## First we are going to load the dataset and check for the column values if any minor error are present which might need some data cleaning

In [2]:
# Importing Pandas and sqlite3 libraries

import pandas as pd
import sqlite3

from IPython.display import display, HTML

In [3]:

# connecting with database
conn = sqlite3.connect('Db-IMDB-Assignment.db')


* __Getting the tables from the IMDB database__

In [7]:

query = """
SELECT NAME FROM sqlite_master WHERE type='table';"""
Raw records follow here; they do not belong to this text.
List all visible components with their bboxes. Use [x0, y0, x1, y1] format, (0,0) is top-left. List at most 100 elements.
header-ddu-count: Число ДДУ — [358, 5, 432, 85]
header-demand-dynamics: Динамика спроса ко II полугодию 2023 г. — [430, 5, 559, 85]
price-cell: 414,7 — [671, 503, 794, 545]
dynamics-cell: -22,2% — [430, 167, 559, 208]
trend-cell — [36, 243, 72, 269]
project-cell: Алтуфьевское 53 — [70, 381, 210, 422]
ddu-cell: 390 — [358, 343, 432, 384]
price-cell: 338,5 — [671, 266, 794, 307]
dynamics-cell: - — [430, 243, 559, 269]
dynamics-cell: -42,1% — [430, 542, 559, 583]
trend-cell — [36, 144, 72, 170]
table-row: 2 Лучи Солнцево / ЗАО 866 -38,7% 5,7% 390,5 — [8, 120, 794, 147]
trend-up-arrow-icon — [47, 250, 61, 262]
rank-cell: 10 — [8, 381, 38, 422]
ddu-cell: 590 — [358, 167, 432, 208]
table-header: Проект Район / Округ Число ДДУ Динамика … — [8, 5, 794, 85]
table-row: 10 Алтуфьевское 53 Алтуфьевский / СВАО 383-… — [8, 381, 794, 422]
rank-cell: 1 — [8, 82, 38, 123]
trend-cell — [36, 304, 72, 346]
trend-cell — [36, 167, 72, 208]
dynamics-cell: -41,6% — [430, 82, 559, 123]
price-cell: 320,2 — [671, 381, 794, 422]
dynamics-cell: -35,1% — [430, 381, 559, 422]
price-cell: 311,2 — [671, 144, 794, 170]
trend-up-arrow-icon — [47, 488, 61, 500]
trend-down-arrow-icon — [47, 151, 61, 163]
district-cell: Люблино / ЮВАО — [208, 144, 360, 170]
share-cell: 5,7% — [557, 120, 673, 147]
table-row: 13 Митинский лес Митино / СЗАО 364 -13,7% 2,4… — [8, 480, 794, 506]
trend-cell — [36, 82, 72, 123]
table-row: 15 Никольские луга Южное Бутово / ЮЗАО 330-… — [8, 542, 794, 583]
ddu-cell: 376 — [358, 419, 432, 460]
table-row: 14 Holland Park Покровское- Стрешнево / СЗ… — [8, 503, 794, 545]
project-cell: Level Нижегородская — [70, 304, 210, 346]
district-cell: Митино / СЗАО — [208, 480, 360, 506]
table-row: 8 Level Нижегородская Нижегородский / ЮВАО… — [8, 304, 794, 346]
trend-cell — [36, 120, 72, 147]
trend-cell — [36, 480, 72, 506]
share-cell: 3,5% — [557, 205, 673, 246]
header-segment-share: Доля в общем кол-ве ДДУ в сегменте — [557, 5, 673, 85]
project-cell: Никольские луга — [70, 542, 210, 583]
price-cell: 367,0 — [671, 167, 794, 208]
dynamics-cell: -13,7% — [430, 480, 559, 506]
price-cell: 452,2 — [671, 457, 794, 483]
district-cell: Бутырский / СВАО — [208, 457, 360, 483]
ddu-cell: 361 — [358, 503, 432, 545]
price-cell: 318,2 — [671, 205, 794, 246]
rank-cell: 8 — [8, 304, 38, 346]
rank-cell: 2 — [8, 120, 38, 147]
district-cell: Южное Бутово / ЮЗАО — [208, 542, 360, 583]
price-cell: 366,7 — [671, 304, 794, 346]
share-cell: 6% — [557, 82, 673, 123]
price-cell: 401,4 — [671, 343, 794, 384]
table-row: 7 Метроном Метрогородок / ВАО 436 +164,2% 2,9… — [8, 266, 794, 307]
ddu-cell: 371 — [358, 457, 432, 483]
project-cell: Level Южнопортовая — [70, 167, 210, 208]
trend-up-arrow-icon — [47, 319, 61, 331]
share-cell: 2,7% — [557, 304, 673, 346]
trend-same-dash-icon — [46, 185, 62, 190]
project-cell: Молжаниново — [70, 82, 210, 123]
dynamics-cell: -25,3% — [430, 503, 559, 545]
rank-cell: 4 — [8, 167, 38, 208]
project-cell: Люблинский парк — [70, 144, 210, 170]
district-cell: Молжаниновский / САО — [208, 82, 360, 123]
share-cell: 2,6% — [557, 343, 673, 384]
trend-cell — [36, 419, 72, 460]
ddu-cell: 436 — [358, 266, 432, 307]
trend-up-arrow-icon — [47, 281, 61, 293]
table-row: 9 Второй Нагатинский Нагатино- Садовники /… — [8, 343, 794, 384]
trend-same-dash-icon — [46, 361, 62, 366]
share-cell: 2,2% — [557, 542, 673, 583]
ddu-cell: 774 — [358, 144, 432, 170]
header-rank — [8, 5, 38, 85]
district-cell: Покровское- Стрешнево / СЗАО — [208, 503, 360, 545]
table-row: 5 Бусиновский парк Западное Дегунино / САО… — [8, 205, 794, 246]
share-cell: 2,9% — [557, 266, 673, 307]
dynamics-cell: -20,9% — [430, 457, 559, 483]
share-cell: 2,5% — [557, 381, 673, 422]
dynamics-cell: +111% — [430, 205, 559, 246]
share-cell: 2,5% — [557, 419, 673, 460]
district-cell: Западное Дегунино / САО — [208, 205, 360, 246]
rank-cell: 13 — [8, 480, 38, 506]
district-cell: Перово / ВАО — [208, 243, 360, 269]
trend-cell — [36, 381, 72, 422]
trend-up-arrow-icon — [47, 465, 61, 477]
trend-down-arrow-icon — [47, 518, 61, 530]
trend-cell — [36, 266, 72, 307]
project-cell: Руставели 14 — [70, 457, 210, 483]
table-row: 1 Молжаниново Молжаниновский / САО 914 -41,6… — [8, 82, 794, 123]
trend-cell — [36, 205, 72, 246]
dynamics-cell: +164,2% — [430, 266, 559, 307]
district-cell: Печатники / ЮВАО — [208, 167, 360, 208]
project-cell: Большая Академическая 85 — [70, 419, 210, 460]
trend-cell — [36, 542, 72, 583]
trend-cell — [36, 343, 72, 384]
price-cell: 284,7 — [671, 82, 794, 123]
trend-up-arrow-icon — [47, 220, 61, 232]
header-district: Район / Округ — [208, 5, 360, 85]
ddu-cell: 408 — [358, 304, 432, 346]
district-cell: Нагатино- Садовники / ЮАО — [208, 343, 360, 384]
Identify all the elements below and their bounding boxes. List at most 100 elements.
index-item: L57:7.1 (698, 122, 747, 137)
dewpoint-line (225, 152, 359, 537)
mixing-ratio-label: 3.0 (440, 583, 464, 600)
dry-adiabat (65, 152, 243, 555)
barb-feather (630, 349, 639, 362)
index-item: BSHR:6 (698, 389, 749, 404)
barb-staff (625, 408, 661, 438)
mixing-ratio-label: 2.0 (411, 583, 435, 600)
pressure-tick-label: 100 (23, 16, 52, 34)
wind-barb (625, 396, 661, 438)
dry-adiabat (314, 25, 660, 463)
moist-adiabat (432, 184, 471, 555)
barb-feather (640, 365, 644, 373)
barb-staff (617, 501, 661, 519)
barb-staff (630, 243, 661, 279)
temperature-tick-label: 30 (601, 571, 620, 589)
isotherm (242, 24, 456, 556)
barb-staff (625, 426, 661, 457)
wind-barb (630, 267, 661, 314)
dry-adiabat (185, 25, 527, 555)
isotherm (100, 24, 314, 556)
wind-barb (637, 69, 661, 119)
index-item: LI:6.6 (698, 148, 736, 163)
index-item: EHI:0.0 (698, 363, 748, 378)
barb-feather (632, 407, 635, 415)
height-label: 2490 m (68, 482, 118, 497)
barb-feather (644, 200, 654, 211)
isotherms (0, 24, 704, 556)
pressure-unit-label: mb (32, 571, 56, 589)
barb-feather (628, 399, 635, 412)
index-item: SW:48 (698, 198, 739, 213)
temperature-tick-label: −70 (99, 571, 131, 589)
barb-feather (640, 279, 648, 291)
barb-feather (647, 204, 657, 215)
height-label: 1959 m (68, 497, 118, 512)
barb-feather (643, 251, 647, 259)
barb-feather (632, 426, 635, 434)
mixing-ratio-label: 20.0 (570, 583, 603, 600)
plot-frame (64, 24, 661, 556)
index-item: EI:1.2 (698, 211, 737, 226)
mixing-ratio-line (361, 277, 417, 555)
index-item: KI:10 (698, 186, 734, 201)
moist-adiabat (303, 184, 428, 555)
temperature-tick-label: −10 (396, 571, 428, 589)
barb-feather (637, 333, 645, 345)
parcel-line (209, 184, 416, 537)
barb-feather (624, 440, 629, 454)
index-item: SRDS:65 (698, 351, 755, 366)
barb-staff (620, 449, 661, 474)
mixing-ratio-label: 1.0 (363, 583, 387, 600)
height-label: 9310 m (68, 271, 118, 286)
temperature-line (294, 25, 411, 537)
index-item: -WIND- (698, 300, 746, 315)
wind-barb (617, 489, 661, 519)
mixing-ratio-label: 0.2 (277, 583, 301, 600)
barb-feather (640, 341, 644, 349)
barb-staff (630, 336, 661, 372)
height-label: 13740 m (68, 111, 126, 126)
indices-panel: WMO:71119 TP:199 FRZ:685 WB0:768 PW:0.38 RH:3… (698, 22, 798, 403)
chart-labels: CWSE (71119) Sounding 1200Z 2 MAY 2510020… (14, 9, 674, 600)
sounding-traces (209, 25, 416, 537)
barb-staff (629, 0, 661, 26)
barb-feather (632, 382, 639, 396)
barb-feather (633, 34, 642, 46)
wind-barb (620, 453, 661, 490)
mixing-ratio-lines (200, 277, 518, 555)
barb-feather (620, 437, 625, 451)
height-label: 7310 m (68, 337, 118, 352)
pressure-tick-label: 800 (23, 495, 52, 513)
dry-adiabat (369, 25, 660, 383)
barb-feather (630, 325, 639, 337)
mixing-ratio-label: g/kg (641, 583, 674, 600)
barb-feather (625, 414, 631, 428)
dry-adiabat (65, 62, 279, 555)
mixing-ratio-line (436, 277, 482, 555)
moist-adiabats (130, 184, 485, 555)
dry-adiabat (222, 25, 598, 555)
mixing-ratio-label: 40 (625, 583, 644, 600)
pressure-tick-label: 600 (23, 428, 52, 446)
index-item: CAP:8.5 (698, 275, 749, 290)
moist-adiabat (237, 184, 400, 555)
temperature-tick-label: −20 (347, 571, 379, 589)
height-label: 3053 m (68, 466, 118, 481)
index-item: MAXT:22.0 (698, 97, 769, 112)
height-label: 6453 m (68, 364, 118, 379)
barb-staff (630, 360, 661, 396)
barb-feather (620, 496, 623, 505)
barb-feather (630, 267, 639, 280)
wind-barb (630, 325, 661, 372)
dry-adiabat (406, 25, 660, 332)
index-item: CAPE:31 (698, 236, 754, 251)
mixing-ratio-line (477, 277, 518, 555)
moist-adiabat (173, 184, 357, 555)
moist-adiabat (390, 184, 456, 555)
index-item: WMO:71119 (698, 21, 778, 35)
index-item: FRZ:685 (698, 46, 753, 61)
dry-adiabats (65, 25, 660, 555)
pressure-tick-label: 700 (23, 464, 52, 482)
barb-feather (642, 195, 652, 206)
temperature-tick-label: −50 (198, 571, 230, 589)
pd.read_sql_query(query, conn)

Unnamed: 0,name
0,Movie
1,Genre
2,Language
3,Country
4,Location
5,M_Location
6,M_Country
7,M_Language
8,M_Genre
9,Person


* __Getting information about the 'Movie' table__

In [8]:
query ="""
PRAGMA TABLE_INFO (Movie) ;"""

pd.read_sql_query(query, conn)

Unnamed: 0,cid,name,type,notnull,dflt_value,pk
0,0,index,INTEGER,0,,0
1,1,MID,TEXT,0,,0
2,2,title,TEXT,0,,0
3,3,year,TEXT,0,,0
4,4,rating,REAL,0,,0
5,5,num_votes,INTEGER,0,,0



### Checking for discrepancies in year values 

In [9]:
query ="""
SELECT DISTINCT year FROM Movie ;"""

pd.read_sql_query(query, conn)

Unnamed: 0,year
0,2018
1,2012
2,2016
3,2017
4,2008
...,...
120,IV 2017
121,1943
122,1950
123,I 1969


* __We can see the years have some roman numerics and unwanted white spaces in between them. We need to clean those.__

* __We also will clean the different ids like, MID,PID,GID by trimming down the white spaces before and after them. Since the ids are vital while joining 2 or more tables, we should keep them error free.__



**NB-**   *I faced much issues when i tried data analysis using this data before cleaning it. Dont forget doing this cleaning to save time!*

**Dependencies**
- pip install ipython-sql


## Data Cleaning

In [22]:
#loading SQL module
%load_ext sql

#connect to the database
%sql sqlite:///Db-IMDB-Assignment.db

In [23]:

%%time
%%sql

UPDATE Movie SET year = REPLACE(year, "I", "");
UPDATE Movie SET year = REPLACE(year, "V", "");
UPDATE Movie SET year = REPLACE(year, "X", "");
UPDATE Movie SET year = TRIM(year);
UPDATE Movie SET title = TRIM(title);
UPDATE Movie SET MID = TRIM(MID);

UPDATE M_Producer SET PID = TRIM(PID);
UPDATE M_Producer SET MID = TRIM(MID);

UPDATE M_Director SET PID = TRIM(PID);
UPDATE M_Director SET MID = TRIM(MID);

UPDATE M_Cast SET PID = TRIM(PID);
UPDATE M_Cast SET MID = TRIM(MID);

UPDATE M_Genre SET GID = TRIM(GID);
UPDATE M_Genre SET MID = TRIM(MID);

UPDATE Genre SET GID = TRIM(GID);
UPDATE Genre SET Name = TRIM(Name);

UPDATE Person SET Name = TRIM(Name);
UPDATE Person SET PID = TRIM(PID);
UPDATE Person SET Gender = TRIM(Gender);



 * sqlite:///Db-IMDB-Assignment.db
3473 rows affected.
3473 rows affected.
3473 rows affected.
3473 rows affected.
3473 rows affected.
3473 rows affected.
11749 rows affected.
11749 rows affected.
3473 rows affected.
3473 rows affected.
82835 rows affected.
82835 rows affected.
3473 rows affected.
3473 rows affected.
328 rows affected.
328 rows affected.
37566 rows affected.
37566 rows affected.
37566 rows affected.
Wall time: 4.76 s


[]

* __Lets check if the discrepancies in data got corrected or not.__

In [24]:
query ="""
SELECT DISTINCT year FROM Movie ;"""

pd.read_sql_query(query, conn)

Unnamed: 0,year
0,2018
1,2012
2,2016
3,2017
4,2008
...,...
73,1947
74,1936
75,1946
76,1943


- **As we can see the wanted roman numerics and the white space is removed. And our whole database has been modified and cleaned properly.**